Taxes are probably the last thing you’ll want to think about after getting married, considering everything else that’s piling up on your plate. Starting a new life with your spouse incurs many lifestyle changes, and you may feel either overwhelmed or empowered by everything that’s going on. You’re no longer flying solo. You and your companion will be sharing almost everything in your lives from here on, and that includes the good as well as the bad, for better or worse as they say. When it does come time to do your taxes, you’ll want to be prepared for changes in this part of your life as well.
There are two options for married couples filing their taxes. You and your companion can file jointly or choose a separate filing status. There are, of course, positive and potentially negative consequences tied to either choice, and it is important to understand these consequences when making your decision.

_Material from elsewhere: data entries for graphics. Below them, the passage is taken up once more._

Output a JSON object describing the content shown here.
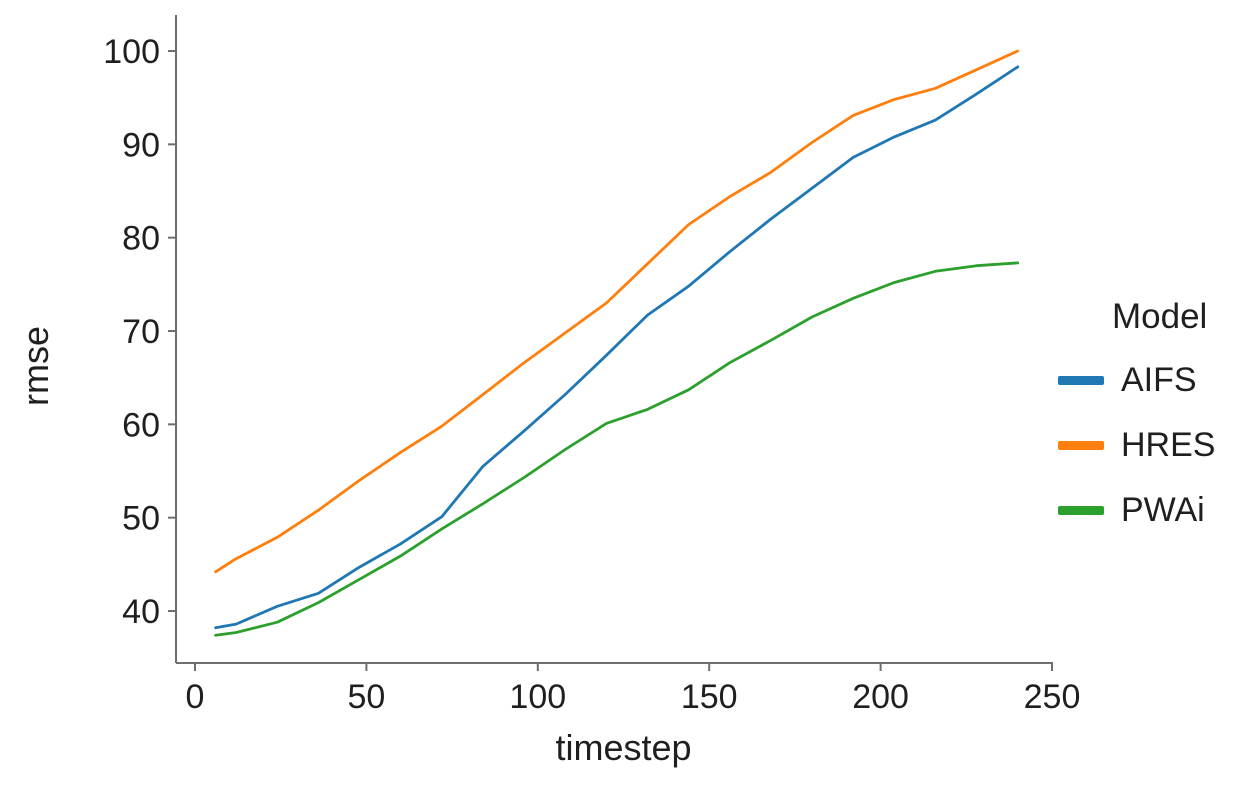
{
  "chart_data": {
    "type": "line",
    "title": "",
    "xlabel": "timestep",
    "ylabel": "rmse",
    "xlim": [
      -5,
      255
    ],
    "ylim": [
      36,
      101
    ],
    "x_ticks": [
      0,
      50,
      100,
      150,
      200,
      250
    ],
    "y_ticks": [
      40,
      50,
      60,
      70,
      80,
      90,
      100
    ],
    "grid": false,
    "legend": {
      "title": "Model",
      "position": "right"
    },
    "x": [
      6,
      12,
      24,
      36,
      48,
      60,
      72,
      84,
      96,
      108,
      120,
      132,
      144,
      156,
      168,
      180,
      192,
      204,
      216,
      228,
      240
    ],
    "series": [
      {
        "name": "AIFS",
        "color": "#1f77b4",
        "values": [
          38.2,
          38.6,
          40.5,
          41.9,
          44.7,
          47.2,
          50.1,
          55.5,
          59.3,
          63.2,
          67.4,
          71.7,
          74.8,
          78.5,
          82.0,
          85.3,
          88.6,
          90.8,
          92.6,
          95.4,
          98.3
        ]
      },
      {
        "name": "HRES",
        "color": "#ff7f0e",
        "values": [
          44.2,
          45.6,
          47.9,
          50.8,
          54.0,
          57.0,
          59.8,
          63.2,
          66.6,
          69.8,
          73.0,
          77.2,
          81.4,
          84.4,
          87.0,
          90.2,
          93.1,
          94.8,
          96.0,
          98.0,
          100.0
        ]
      },
      {
        "name": "PWAi",
        "color": "#2ca02c",
        "values": [
          37.4,
          37.7,
          38.8,
          40.9,
          43.4,
          45.9,
          48.8,
          51.5,
          54.3,
          57.3,
          60.1,
          61.6,
          63.7,
          66.6,
          69.0,
          71.5,
          73.5,
          75.2,
          76.4,
          77.0,
          77.3
        ]
      }
    ]
  }
}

One of the main concerns for married couples is the tax history of each party involved. If you and your spouse file jointly as a married couple, your individual liabilities become shared liabilities. The most common reason for married couples to file separately is a history of tax misdeeds including any underpayments, back taxes, or debts and penalties to the IRS. When one individual has a clean tax history compared to their spouse’s messy record, it is often the most prudent choice to file separately until these issues have been resolved. Should you choose to file jointly, you become legally responsible for one another’s finances. Consider how this will impact your financial situation.
On the other hand, there are several benefits to filing jointly if you and your partner feel secure enough in each other’s financial practices to take the leap. Joint filing is simpler because there is only one tax return to file. There is no need to figure out the division of income, assets, expenses and deductions. Everything gets lumped into the same pile. This is often the cheaper way to file as well, because married couples filing jointly are eligible for tax breaks and credits to which unmarried couples and separate filers are not privy.
Due to technicalities in the tax procedure, some couples end up paying more through joint filing than they would pay as individuals. This is known as the marriage penalty, and comes about if you and your spouse have nearly equal income levels that combine to a total of over $137,300. Income over this level is subject to increased tax rates, resulting in higher payments. In arrangements where one spouse can claim the majority of taxable income in the relationship, this penalty is usually avoided.
Educate yourself on these issues as much as possible before filing your first tax return as a married couple. The world of taxes is complicated and intimidating, but by knowing and playing by the rules you can make the best of it for you and your spouse.